MOSCOW, November 20 (Sputnik) — Speaking at the United Nations’ Second International Conference on Nutrition in Rome on Thursday, the Roman Catholic Church’s Pope Francis condemned global inequalities in food distribution and urged delegates not to lose sight of the world’s hungry in the course of their bureaucratic decision-making, Agence France Presse has reported.
"The hungry remain at the street corner, and ask to be recognized as citizens, to receive a healthy diet. We ask for dignity, not for charity," Pope Francis said at the meeting before delegates of the UN’s Food and Agriculture Organization and the World Health Organization.
The pontiff criticized the “paradox of plenty,” the situation where there is enough food to feed everyone on Earth, but it is distributed in such a way that hundreds of millions continue to suffer from malnutrition.
The Pope attributed this problem to corporate and stock market greed, remarking that “it is…painful to see the struggle against hunger and malnutrition hindered by ‘market priorities’, the ‘primacy of profit’, which reduce foodstuffs to a commodity like any other, subject to speculation and financial speculation in particular.”
Discussing the problem of the subject’s bureaucratization, Francis said that “there are few subjects about which we find as many fallacies as those related to hunger; few topics as likely to be manipulated by data, statistics, the demands of national security, corruption, or futile lamentation about the economic crisis. This is the first challenge to be overcome.”
The Pope noted that efforts for fair distribution “cannot remain in the limbo of theory,” asking conference delegates drawing up the “rules and technical measures” to deal with the issue never to lose sight of the hungry person “fighting for survival”.
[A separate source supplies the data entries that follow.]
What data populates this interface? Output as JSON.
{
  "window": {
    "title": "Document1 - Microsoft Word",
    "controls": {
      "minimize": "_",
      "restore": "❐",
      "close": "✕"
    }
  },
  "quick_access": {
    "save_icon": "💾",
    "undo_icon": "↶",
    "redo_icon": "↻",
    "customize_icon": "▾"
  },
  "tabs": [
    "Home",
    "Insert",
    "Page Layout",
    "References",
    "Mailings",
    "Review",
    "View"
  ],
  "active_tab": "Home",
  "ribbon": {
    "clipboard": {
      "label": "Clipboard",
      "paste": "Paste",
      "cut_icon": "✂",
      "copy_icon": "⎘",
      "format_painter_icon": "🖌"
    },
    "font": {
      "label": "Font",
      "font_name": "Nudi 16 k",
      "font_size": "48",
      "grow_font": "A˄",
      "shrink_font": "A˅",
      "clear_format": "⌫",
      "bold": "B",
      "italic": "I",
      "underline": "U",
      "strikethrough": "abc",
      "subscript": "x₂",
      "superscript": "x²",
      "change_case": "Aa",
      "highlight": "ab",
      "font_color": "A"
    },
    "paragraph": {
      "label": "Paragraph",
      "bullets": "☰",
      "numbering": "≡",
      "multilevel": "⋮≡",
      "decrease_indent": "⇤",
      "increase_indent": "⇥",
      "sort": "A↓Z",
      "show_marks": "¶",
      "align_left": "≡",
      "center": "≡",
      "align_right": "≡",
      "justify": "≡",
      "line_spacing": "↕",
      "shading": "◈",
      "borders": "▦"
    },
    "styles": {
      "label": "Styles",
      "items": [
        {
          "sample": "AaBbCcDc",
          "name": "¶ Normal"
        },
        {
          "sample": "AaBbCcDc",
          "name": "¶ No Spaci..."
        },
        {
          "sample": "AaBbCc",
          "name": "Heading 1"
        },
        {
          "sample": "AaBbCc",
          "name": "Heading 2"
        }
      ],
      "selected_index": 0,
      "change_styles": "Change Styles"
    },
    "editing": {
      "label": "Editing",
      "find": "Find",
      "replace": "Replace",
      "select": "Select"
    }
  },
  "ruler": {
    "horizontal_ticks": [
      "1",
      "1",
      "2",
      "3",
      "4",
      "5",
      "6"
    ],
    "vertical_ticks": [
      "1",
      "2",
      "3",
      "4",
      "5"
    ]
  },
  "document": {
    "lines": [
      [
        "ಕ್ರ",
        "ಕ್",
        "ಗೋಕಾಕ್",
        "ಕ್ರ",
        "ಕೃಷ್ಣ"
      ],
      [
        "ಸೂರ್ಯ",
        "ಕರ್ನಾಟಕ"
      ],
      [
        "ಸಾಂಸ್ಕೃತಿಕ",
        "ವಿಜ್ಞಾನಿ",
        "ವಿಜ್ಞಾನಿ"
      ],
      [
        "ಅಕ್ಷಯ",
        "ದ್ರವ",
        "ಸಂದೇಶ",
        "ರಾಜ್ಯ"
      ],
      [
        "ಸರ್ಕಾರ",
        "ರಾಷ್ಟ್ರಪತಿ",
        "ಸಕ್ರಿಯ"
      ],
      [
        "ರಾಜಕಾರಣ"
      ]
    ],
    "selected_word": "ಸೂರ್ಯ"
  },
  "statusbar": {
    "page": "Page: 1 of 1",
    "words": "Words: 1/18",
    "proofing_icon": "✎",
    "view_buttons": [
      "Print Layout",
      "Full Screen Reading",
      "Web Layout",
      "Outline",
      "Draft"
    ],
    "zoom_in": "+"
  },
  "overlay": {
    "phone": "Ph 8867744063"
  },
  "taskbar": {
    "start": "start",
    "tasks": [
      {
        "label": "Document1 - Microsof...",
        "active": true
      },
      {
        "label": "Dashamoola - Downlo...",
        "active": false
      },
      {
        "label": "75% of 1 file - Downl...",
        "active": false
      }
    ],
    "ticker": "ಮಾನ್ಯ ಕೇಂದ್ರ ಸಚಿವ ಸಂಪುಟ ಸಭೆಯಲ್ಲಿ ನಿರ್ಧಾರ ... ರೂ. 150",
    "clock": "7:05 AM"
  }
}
The Pope has supported the conference’s Draft of the Rome Declaration on Nutrition, whose focus is on improving access to nutrition, including nutrient and vitamin-rich food, as well as dealing with the issue of obesity.
The draft declaration notes that while the prevalence of undernourishment has dropped over the past two decades, over 842 million people continue to suffer from undernourishment, including chronic and acute malnutrition, which lead to stunting and wasting among millions of children every year.
Highlighting global inequalities, the declaration also notes that 42 million children and 500 million adults are overweight or obese. The report notes that over two billion of the world’s population suffers from nutrient deficiencies, including Vitamin A, iodine, iron and zinc.
Pope Francis has made the fight against hunger and global poverty two central planks in his dynamic and multifaceted effort to reform the Catholic Church. In a letter to Australia’s Prime Minister Tony Abbott last week ahead of the APEC Summit, the Pope noted that “responsibility for the poor and the marginalized must…be an essential element of any political decision, whether on the national or the international level.” He added that “[The] mentality that maximization of profits is the final criterion of all economic activity… in which individuals are ultimately discarded, will never achieve peace or justice.”